WADDINGTON — Main Street Perc is more than a cafe, it’s a family affair with a goal of giving the community a warm atmosphere to gather.

That was what owners Toby W. Bogart, a senior civil engineer with the New York Power Authority, and Brittany L. Bush, a manager at Jreck’s Subs in Massena, were shooting for when they bought the 19 Main St. cafe, formerly known as A Touch of Icing.

Ms. Bush said she had been scrolling through a Facebook garage sale page when she stumbled across the cafe as being marked for sale at $75,000 by former owner Kathy Putney, who after 14 years, had moved to Heuvelton.

“I put it away for a few days, I kept scrolling and then I kept thinking about it for three days straight until I screen shot it,” she said.

“Next thing I know, I’m getting a picture,” Mr. Bogart said.

“And I said to him, ‘well, they’re not asking a lot of money for it. It might be a good business opportunity for us,” she said. “We wouldn’t be way in over our heads. We decided that we would contact her and come down and at least check it out.”

The selling point for Ms. Bush was a family dynamic.

The couple have two children each from previous relationships but have built a tight-knit family.

“We bake at home,” Ms. Bush said. “The kids like to bake with us and I guess I always presumed that one day I would own my own business, so I thought, why not today?”

They bought the cafe on a Monday, closed on it, made various renovations and opened the following Saturday, May 11. The cafe is open 6 a.m. to 11 a.m. Tuesday through Saturday.

Mr. Bogart gets to the cafe at about 5:20 a.m. every morning, gets the coffee going and his parents come down at about 5:30 a.m. to help him set up the bakery case. He heads to work by 6 a.m., where he works a 6:30 a.m. to 3:30 p.m. shift. He meets Ms. Bush after work, has dinner with the children and then the family will return to the cafe to get ready for the next day of business.

“She loves it,” Mr. Bogart said of his mother’s role at the cafe. “She is very talkative, loves people, so it was an easy fit for her. It’s that kind of atmosphere that we want to keep. People just love coming in here and you can banter and joke and laugh. It’s a great place, they come down here to meet. They sit down and eat breakfast, we don’t care if you sit out here for an hour. It’s really what it was for us, to not let something in the community fade away. We wanted to keep that going and give back to the community as best we could and provide this kind of treat, I guess.”
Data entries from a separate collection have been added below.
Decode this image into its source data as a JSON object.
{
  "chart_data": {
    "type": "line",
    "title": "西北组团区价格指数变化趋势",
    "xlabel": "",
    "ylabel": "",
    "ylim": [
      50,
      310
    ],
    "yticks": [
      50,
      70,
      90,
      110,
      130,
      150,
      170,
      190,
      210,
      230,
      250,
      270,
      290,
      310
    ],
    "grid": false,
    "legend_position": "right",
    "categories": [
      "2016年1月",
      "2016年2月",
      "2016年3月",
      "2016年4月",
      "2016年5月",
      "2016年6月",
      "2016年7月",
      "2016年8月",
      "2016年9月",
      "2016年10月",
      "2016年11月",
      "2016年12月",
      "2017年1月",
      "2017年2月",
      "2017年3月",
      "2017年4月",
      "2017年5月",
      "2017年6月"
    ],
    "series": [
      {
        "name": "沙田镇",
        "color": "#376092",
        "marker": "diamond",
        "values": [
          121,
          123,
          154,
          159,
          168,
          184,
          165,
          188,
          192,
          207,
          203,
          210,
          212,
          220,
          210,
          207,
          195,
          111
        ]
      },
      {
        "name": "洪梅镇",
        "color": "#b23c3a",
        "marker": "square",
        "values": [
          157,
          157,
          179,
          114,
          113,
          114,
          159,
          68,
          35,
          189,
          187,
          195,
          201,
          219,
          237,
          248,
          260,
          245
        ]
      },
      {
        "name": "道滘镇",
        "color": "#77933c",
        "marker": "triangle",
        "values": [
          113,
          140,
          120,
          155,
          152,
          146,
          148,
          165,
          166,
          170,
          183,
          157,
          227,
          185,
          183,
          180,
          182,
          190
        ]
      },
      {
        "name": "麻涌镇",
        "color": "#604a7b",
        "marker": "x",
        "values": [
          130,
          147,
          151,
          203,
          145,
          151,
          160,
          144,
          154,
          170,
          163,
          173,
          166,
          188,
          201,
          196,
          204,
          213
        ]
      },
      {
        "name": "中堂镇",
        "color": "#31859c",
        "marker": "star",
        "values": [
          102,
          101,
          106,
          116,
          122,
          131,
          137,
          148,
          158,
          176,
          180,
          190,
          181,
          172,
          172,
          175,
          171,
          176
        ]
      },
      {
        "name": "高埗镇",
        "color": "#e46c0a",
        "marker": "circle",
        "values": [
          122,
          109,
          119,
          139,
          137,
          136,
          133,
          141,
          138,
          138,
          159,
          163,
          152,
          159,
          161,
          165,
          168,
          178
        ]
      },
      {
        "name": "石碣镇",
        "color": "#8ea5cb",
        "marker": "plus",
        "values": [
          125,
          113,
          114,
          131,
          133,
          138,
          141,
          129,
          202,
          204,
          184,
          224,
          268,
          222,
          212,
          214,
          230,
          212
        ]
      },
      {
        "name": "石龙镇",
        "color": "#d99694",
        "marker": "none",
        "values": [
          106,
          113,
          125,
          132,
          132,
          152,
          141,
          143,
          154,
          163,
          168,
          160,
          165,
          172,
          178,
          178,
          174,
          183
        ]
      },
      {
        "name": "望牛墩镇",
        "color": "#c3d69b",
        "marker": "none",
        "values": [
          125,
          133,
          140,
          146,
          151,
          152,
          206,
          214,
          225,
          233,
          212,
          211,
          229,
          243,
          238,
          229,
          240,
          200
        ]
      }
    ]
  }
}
Mr. Bogart and Ms. Bush take the reins from his mother on Saturday mornings with the help of their four children.

The deli case houses a variety of baked goods from English Muffin bread and cinnamon rolls, to scones and muffins, to crullers and cupcakes, all made from scratch. They also carry bagels and make a variety of breakfast sandwiches.

“Cinnamon rolls, we can’t go a day without those, we sell generally close to two dozen a day through Thursday, then Friday and Saturday we’ll sell more like three to four dozen each day,” Mr. Bogart said. That and our English muffin bread, we sell it by the loaf and we will make anywhere from 15 to 18 loaves a week.”

The prices are more than affordable, with sandwiches ranging from $2.50 to $3 and the baked goods between $1 and $2.

“We’ve been told that we need to raise our prices, but we don’t want to make a killing on every item we sell,” Mr. Bogart said. “I want somebody to come in and say, ‘I want one of those and one of those and one of those and one of those,’ and walk out happy that they only just paid $10 and got five things, rather than I just paid $10 and walked out with a little box of two cupcakes. That’s not what we want.”

There are potential plans to be open more frequently as the business progresses, Mr. Bogart said.

“Every week has gotten better and better. More people, more goods sold,” he said. “As long as that kind of trend continues and we think there’s a niche we can fill with a lunch or adding a day, maybe we can open on a Monday as well, to get the full work week. But at this point five days a week is all we can handle.”